Hands on With NVIDIA's SLI - PAGE 9Terren Tong - Monday, January 10th, 2005
Overclocking
Our 6800GTs managed to overclock to 385 / 1.08 from the stock 350/1.0 so overclocking is not necessarily hampered by SLI. We only managed to squeeze a few megahertz out of the 3D1 so we are fairly certain that it was a card specific limitation.
Conclusions
SLI is fast and in graphics intensive tasks, it certainly does not seem that NVIDIA is exaggerating about the nearly doubling in performance. In the 3DMark05 features test especially, the theoretical max for fill rate, pixel and vertex shading were very close to a 100% increase on the 6800GT pair. For the most part, games had pretty good framerates even when enabling 8xS antialiasing - this is important for LCD users that are limited with resolution choices. For games that are heavily graphics dependent such as DOOM 3 and Halo, the effectiveness of the second graphics card is very apparent. For older games, the differences are not immediately seen until higher resolutions paired with high AA/AF settings are used. This leads into a design philosophy question - two blockbusters this year, DOOM 3 and Half-Life 2 seem to have taken tangents. id has gone with pushing graphical boundaries while Valve has put more of the emphasis on processor power. If developers continue down the id route, the benefits of SLI at lower resolutions and settings will be more apparent as this is where the performance jump with SLI will be seen. On the other hand, if a game engine is more dependent on the processor side, the power of SLI will be seen at the higher resolution coupled with high AA/AF settings.
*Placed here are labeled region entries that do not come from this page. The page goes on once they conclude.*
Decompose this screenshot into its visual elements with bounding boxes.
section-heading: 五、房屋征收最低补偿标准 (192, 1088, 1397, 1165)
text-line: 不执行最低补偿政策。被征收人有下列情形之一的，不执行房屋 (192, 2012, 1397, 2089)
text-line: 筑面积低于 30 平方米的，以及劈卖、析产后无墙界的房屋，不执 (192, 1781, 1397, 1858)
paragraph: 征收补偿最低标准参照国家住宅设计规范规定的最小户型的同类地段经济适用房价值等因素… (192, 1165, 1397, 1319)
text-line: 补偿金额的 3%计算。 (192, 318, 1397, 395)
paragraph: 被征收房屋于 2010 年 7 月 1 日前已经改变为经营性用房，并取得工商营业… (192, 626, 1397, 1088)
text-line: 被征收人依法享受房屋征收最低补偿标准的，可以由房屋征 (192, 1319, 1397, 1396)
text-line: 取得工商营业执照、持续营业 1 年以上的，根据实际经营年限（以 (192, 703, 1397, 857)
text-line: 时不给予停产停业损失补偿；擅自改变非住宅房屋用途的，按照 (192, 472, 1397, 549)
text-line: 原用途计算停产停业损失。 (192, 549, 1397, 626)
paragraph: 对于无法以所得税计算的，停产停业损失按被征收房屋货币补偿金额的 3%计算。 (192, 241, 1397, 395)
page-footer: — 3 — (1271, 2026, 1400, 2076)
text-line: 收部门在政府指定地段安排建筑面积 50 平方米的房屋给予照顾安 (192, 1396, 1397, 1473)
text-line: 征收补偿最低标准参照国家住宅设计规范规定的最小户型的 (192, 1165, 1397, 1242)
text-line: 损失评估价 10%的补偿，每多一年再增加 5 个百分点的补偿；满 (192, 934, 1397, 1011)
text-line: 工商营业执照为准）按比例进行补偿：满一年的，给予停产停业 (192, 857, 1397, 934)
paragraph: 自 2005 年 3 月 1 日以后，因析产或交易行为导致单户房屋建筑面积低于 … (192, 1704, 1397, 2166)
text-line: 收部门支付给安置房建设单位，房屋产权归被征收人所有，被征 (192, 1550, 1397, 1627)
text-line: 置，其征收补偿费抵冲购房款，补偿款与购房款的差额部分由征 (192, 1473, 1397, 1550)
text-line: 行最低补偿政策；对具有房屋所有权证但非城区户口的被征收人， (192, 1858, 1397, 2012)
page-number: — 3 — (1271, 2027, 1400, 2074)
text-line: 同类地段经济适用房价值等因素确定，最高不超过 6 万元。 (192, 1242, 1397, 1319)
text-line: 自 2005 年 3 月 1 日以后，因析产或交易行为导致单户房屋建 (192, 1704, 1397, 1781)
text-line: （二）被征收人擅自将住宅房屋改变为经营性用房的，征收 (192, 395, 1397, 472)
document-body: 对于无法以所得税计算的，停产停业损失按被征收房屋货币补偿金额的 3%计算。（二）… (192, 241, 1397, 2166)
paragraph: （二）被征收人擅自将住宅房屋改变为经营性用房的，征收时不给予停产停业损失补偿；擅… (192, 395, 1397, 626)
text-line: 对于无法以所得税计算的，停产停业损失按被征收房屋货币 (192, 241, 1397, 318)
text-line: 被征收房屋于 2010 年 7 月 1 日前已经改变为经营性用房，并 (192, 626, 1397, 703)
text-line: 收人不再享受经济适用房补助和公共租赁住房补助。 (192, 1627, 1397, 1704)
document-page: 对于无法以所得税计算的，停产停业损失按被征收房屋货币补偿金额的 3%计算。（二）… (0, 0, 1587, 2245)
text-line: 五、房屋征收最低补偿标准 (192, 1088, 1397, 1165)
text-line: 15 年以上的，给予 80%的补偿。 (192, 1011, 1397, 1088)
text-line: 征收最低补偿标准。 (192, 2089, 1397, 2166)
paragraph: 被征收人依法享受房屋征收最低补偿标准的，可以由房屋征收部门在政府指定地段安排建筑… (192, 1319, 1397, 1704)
On the upgrade side, SLI provides some interesting options for the end user - they will have a choice to simply add a second card to increase performance at some time in the future or the traditional route of upgrading to a more powerful video card. The former is pretty compelling as prices tend to drop and adding a second card should be less cost prohibitive than paying for something that is outright more powerful. Something to note however is that the same dataset is loaded onto both cards which means the total amount of memory available is not a simple addition of the onboard memory size. This is something that may be more relevant as we have seen in DOOM 3, the amount of memory available directly affects the texture quality setting that can be used comfortably.
The entry fee to the SLI party will be what the end user puts into it. For those that have hit their blood and/or other body fluid selling quota for the month, a 6600GT and a SLI board is not a huge additional investment over a nForce 4 Ultra board. With several manufacturers set to introduce nForce 4 Ultra based boards capable of SLI including DFI, the price gap should continue to shrink between SLI and non-SLI capable boards. This does not imply that SLI for hardcore users will be cheap - a pair of 6800GTs or 6800 Ultras will go for roughly 800-1000$ though that is not too different from shelling out for the latest Athlon FX. We also suggest that end users who are interested in a pair of 6800GTs or higher to get an appropriately fast processor as the bottleneck will not be the video card in the majority of cases.
Like with the rest of the GeForce 6 family, NVIDIA has done an impressive job with SLI and is just riding more than just hype - they have the goods to back it up and literally bring next generation performance to the desktop today. In the span of roughly 8 months NVIDIA has managed to more than quadruple processing power in their GPU lineup. It almost puts the damper on next generation parts, but hey, they can be SLIed too. It is going to be a good year on the hardware side.